For anyone following we are going to see what it will take to make this part 👀 a lot of picture and success / fail (hope not) to follow cheers all
It's a somewhat complicated piece. I don't see how you could make one unless you had another one in hand to take measurements from... and if you had one in hand, you wouldn't need to make one any more.
 
If it was me I would consider doing it with motor still in place ..
If Mr Signal has info on how hard it fits
Mildly warming the engine to something not over working engine temperature hot air gun or so and
cooling the part .. there are different ways It might slide in .
 
Sorry no practice at removal or install with motor in situ. For removal the case does require considerable time in the bbq (heat) for them to fall out.
To remove
I would be inclined to remove the motor and split the cases . Sometimes the long way is a shortcut, if you try to drive the post out out in situ and it cocks over and jams you will need to take the motor out to fix it anyway.
To install
I have only done this twice and with the case hot and the post from the freezer it only required a gentle squeeze in the press.
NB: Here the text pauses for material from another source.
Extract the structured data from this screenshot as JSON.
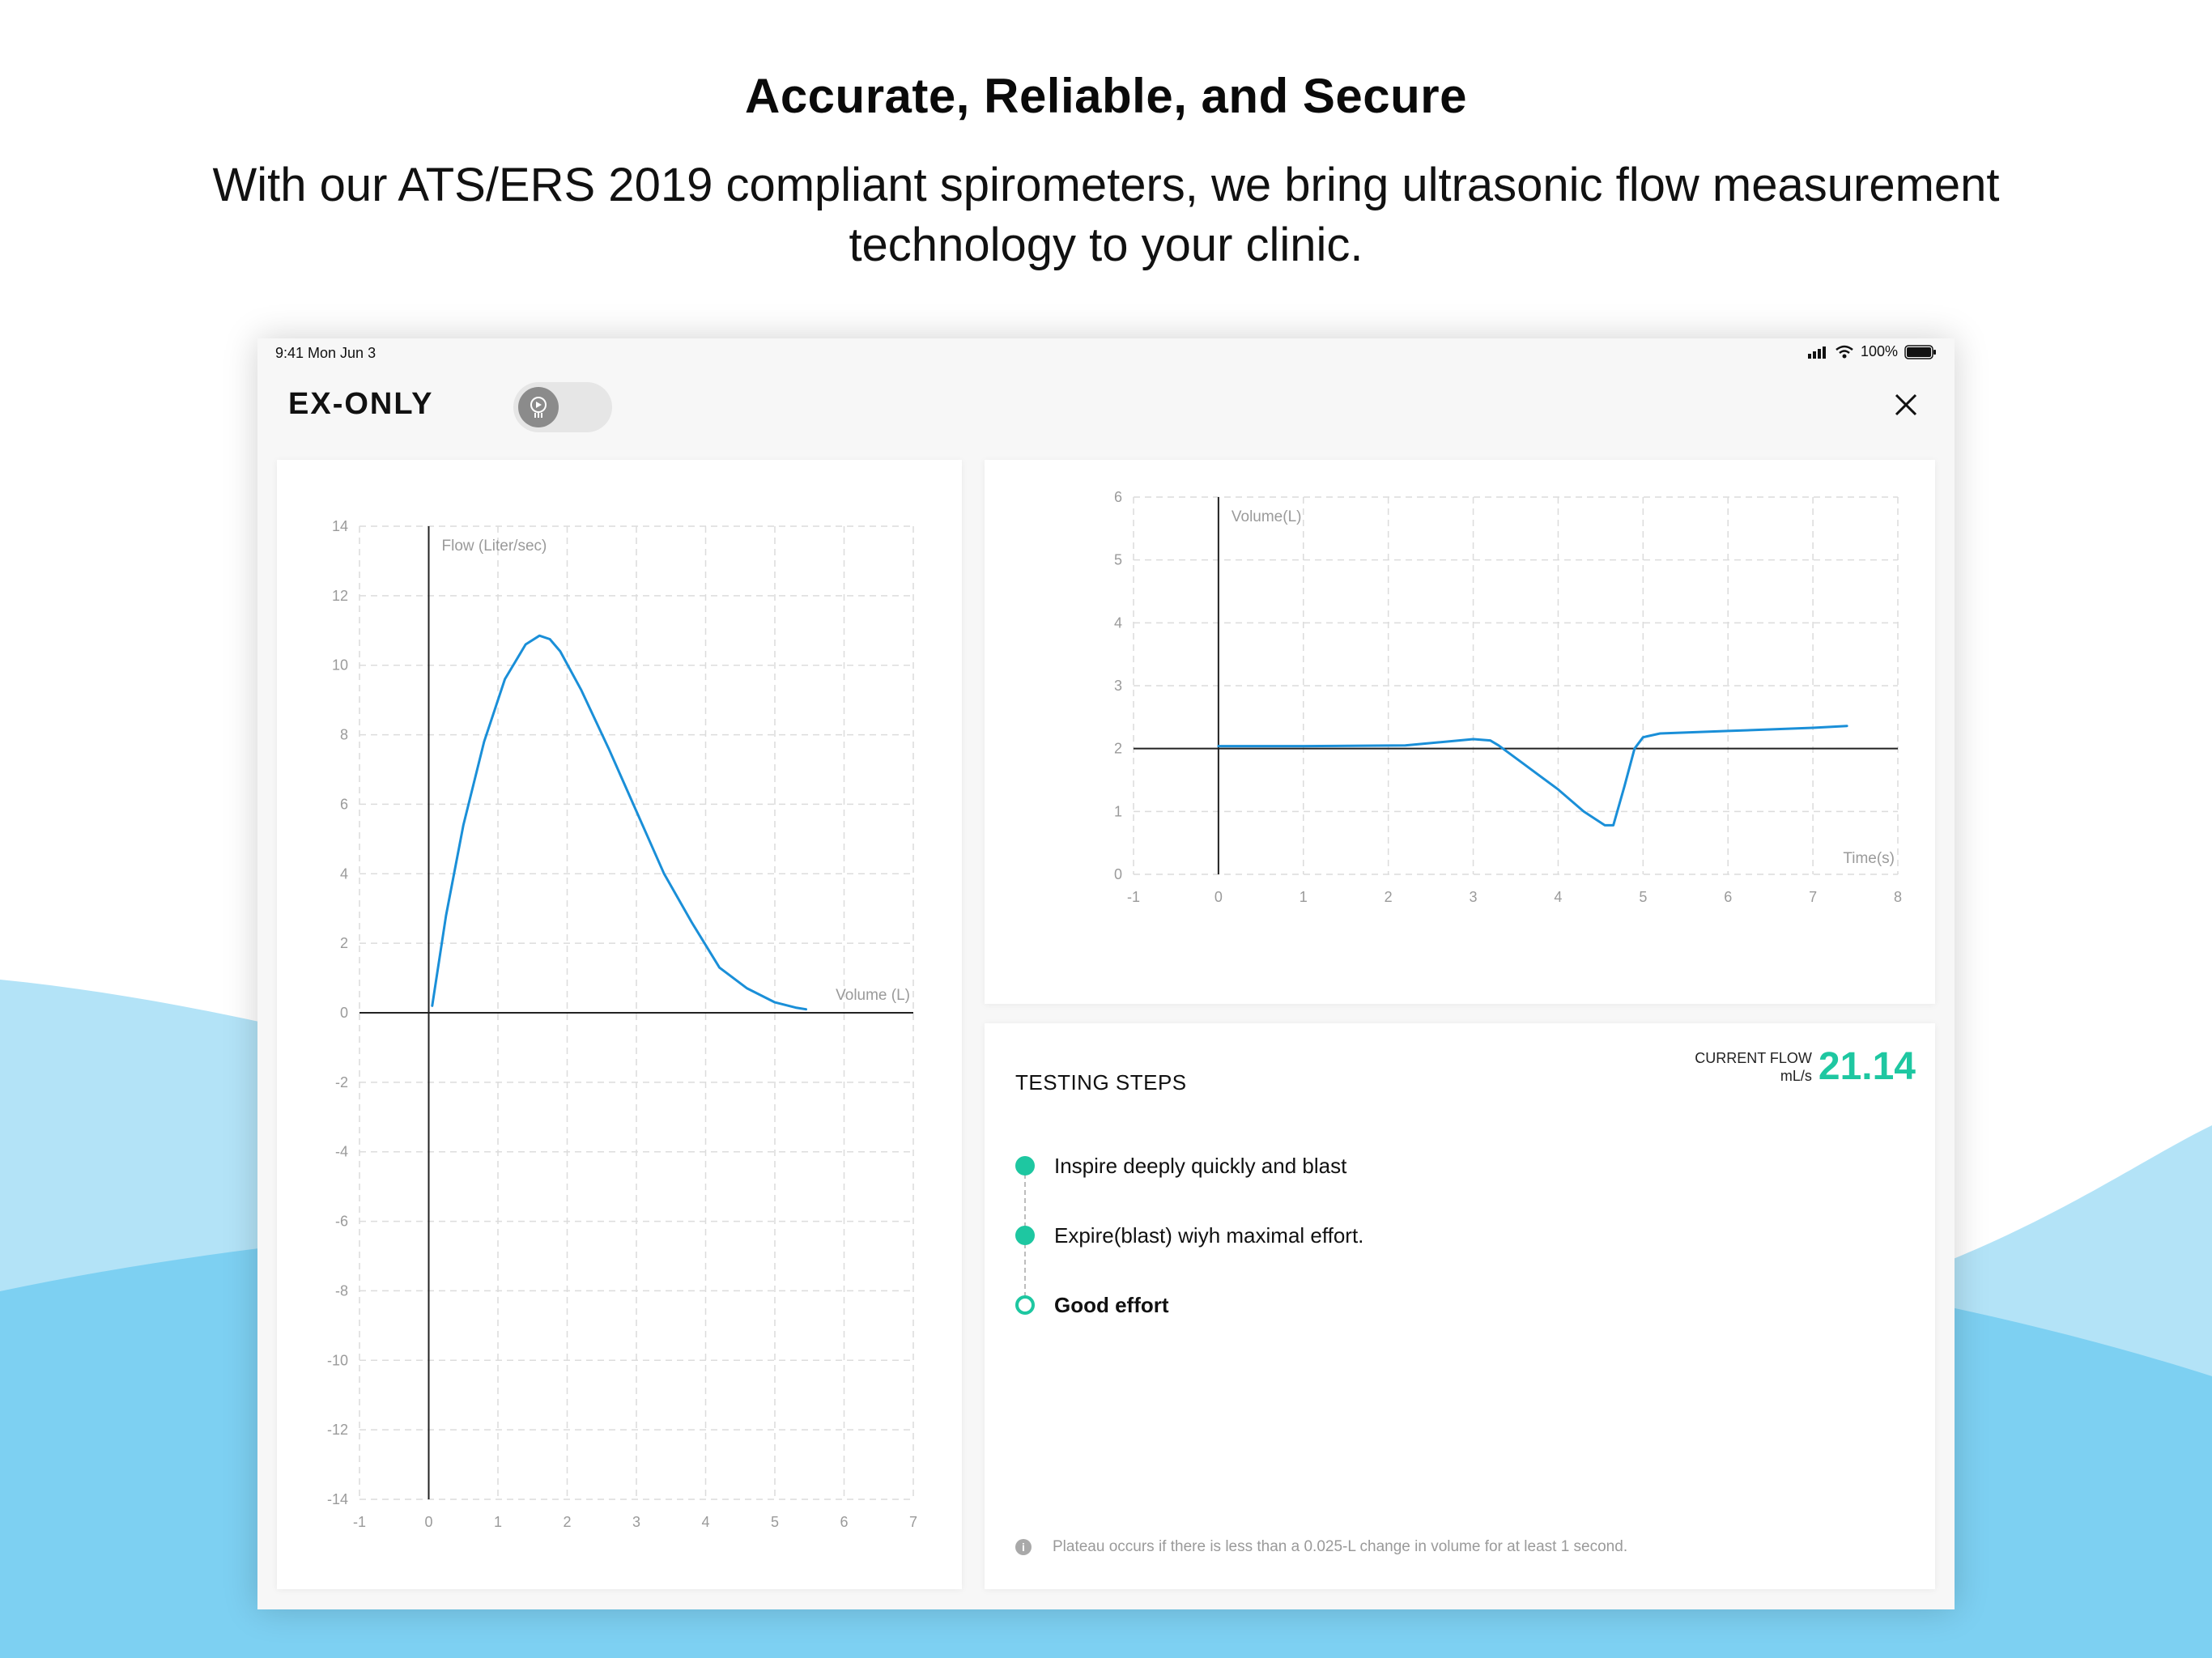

I did make a crude alinement guide that screwed into the fixing screw hole to aline post cutout with the hole.

Have a go at installing it in situ, get the post really cold and heat the case as much as you can. My thinking would be to use a long clamp like joiners use to press the push in. Also make a guide even an old 6mm cap screw with the head cut off would do.

If it doesn't work you haven't lost anything just pull the motor and have another go at it.
Please let us know how you get on.
 
Thank You Mr Signal
Maybe there is a need to uninstall rather much to get the rest of parts in there Anyways not sure
 
They come out easily. Prop case on side in BBQ starter post down. Make sure enough room for post to fall clear of case. Light BBQ close lid and wait for clunk of post falling out.
To install make alignment tool to guide post into correct position for retaining screw. I use a bit of ally rod with a 6mm thread. Heat case as before, cool post in freezer. When ready drop post into position.
I'm here to confirm that the barbecue method of removal is a bit of genius. Nothing to it, and for me, it hardly took any time for the boss to fall out by itself.
One caveat: I have a permanent pedestal grill with a plumbed-in natural gas supply from the city. The type that uses permanent ceramic briquettes. My grill and briquettes are now polluted with oil drippings from the engine case, making it unsuitable for cooking food. I knew this would happen, but that grill is on its absolute last legs, and I don't really use it any more anyways since transitioning away from animal protein.

DSC02895.JPG

Here's the boss, now on it's way to Biggles. It emerged from the grill a little blued from oil smoke, but it polished right up.
BTW, I would never do the BBQ method if I intended to re-use the case. If I wanted to re-use the case, I would use an oven. Somewhere, there's a thread that covers how hot you can safely heat an aluminum engine case or head.

DSC02892.JPG

Earlier, I wrote that I have removed starter gear bosses from the rear, using heat, a big hammer, and a drift, but it's not easy because you can't get a straight shot at the back of the boss. This pic shows what I mean.
Cutting it out would also be extremely difficult. You'd really need a huge stationary horizontal band saw to get to it.

DSC02893.JPG

This little bit of edge on the boss is the only thing you can attack with your big hammer and drift. You're hitting it at an angle, so your simultaneously cocking it in it's recessed case socket hole as you try to drive it out.
So, the way to go is high-heat BBQ or oven.